The "Western Buddhist" meditative stance is arguably the most efficient way for us to fully participate in capitalist dynamics while retaining the appearance of mental sanity. If Max Weber were alive today, he would definitely write a second, supplementary, volume to his Protestant Ethic, entitled The Taoist Ethic and the Spirit of Global Capitalism.2 Western Buddhism" thus fits perfectly the fetishist mode of ideology in our allegedly "post-ideological" era, as opposed to its traditional symptomal mode in which the ideological lie which structures our perception of reality is threatened by symptoms qua "returns of the repressed," cracks in the fabric of the ideological lie. The fetish is effectively a kind of symptom in reverse. That is to say, the symptom is the exception which disturbs the surface of the false appearance, the point at which the repressed Other Scene erupts, while the fetish is the embodiment of the Lie which enables us to sustain the unbearable truth.
"Western Buddhism" is such a fetish. It enables you to fully participate in the frantic pace of the capitalist game while sustaining the perception that you are not really in it; that you are well aware of how worthless this spectacle is; and that what really matters to you is the peace of the inner Self to which you know you can always with-draw. In a further specification, one should note that the fetish can function in two opposite ways: either its role remains unconscious—as in the case of Shute's heroine who was unaware of the fetish-role of the dog—or you think that the fetish is that which really matters, as in the case of a Western Buddhist unaware that the "truth" of his existence is in fact the social involvement which he tends to dismiss as a mere game. Nowhere is this fetishist logic more evident than apropos of Tibet, one of the central references of the post-Christian "spiritual" imaginary. Today, Tibet more and more plays the role of such a fantasmatic Thing, of a jewel which, when one approaches it too much, turns into the excremental object.

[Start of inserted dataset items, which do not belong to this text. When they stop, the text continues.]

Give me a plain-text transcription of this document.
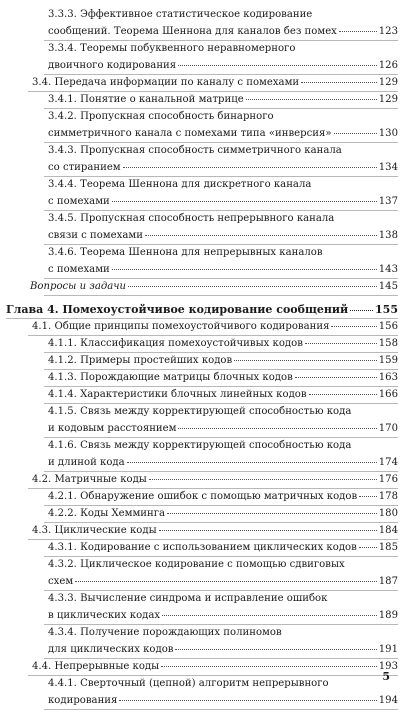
3.3.3. Эффективное статистическое кодирование
сообщений. Теорема Шеннона для каналов без помех	123
3.3.4. Теоремы побуквенного неравномерного
двоичного кодирования	126
3.4. Передача информации по каналу с помехами	129
3.4.1. Понятие о канальной матрице	129
3.4.2. Пропускная способность бинарного
симметричного канала с помехами типа «инверсия»	130
3.4.3. Пропускная способность симметричного канала
со стиранием	134
3.4.4. Теорема Шеннона для дискретного канала
с помехами	137
3.4.5. Пропускная способность непрерывного канала
связи с помехами	138
3.4.6. Теорема Шеннона для непрерывных каналов
с помехами	143
Вопросы и задачи	145
Глава 4. Помехоустойчивое кодирование сообщений 155
4.1. Общие принципы помехоустойчивого кодирования	156
4.1.1. Классификация помехоустойчивых кодов	158
4.1.2. Примеры простейших кодов	159
4.1.3. Порождающие матрицы блочных кодов	163
4.1.4. Характеристики блочных линейных кодов	166
4.1.5. Связь между корректирующей способностью кода
и кодовым расстоянием	170
4.1.6. Связь между корректирующей способностью кода
и длиной кода	174
4.2. Матричные коды	176
4.2.1. Обнаружение ошибок с помощью матричных кодов 178
4.2.2. Коды Хемминга	180
4.3. Циклические коды	184
4.3.1. Кодирование с использованием циклических кодов 185
4.3.2. Циклическое кодирование с помощью сдвиговых
схем	187
4.3.3. Вычисление синдрома и исправление ошибок
в циклических кодах	189
4.3.4. Получение порождающих полиномов
для циклических кодов	191
4.4. Непрерывные коды	193
4.4.1. Сверточный (цепной) алгоритм непрерывного
кодирования	194
5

The lesson to our followers of Tibetan Wisdom is thus that if we want to be Tibetans, we should forget about Tibet and do it here. Therein resides the ultimate paradox: The more Europeans try to penetrate the "true" Tibet, the more the very form of their endeavor undermines their goal. We should appreciate the full scope of this paradox, especially with regard to "Eurocentrism." The Tibetans were extremely self-centered: "To them, Tibet was the center of the world, the heart of civilization."